Para la lectura gnóstica son expresiones éstas que llevan insertas el prototipo del Urizen de William Blake, que aunque sea creador de lo material, no es el Dios Supremo, el Dios bondadoso de lo plenamente espiritual, el Padre que todo lo extrajo de su Abismo. ¿Y si este Relojero-Urizen, al igual que su contrapartida visible -el Dr.
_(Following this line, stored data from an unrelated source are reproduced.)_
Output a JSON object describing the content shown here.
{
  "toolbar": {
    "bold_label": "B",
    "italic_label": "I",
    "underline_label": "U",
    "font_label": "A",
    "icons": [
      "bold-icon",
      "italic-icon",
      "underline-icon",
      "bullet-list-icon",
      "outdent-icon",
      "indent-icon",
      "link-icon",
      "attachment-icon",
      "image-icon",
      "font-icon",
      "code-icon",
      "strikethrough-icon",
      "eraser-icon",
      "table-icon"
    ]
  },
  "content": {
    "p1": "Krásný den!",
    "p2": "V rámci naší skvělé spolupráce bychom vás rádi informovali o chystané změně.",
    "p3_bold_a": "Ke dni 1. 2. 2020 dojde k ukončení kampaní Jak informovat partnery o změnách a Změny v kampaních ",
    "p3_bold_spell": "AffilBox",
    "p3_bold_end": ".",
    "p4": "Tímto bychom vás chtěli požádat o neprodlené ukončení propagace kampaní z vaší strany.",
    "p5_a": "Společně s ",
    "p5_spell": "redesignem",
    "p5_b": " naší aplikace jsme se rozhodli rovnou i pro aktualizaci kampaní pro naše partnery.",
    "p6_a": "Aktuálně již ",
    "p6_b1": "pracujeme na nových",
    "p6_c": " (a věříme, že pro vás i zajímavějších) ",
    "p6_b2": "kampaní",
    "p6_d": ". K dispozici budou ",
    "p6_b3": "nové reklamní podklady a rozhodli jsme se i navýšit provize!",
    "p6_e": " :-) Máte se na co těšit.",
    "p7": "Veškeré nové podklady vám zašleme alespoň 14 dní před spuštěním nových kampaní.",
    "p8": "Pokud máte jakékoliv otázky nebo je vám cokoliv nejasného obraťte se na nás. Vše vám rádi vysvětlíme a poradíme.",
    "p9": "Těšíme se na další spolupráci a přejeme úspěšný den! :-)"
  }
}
Manhattan-, fuese incapaz de siquiera concebir un verdadero origen divino de todo más allá de sus propias espaldas, y tendiese a reducir el ser a partes extra partes, sometidas a giros en el tiempo, a un juego de distancias, campos y masas, sin resquicio por donde se escape nada, dejando todo lo posible bajo la medida de su escuadra y su plomada? De apostar por esta alternativa en la interpretación, Watchmen se nos plantearía como una introducción o ejercicio sutil de los tópicos del gnosticismo esotérico paracristiano, que empieza en la sospecha de que, pese a lo que digan sus personajes, su trama nos deja entender que sí hay un Relojero, un Dios-Arquitecto o Demiurgo del cosmos que, aunque no tenga un plan salvífico para el mundo, necesita que el mundo siga en marcha, aunque a veces exija el precio del sacrificio cruento, como parece confirmarse al final del capítulo XI de Watchmen -en esto vamos a continuar lo que ya habíamos planteado en la serie anterior “Y todo fue una broma”.

 

[La sospecha gnóstica y el papel del Dr. Manhattan]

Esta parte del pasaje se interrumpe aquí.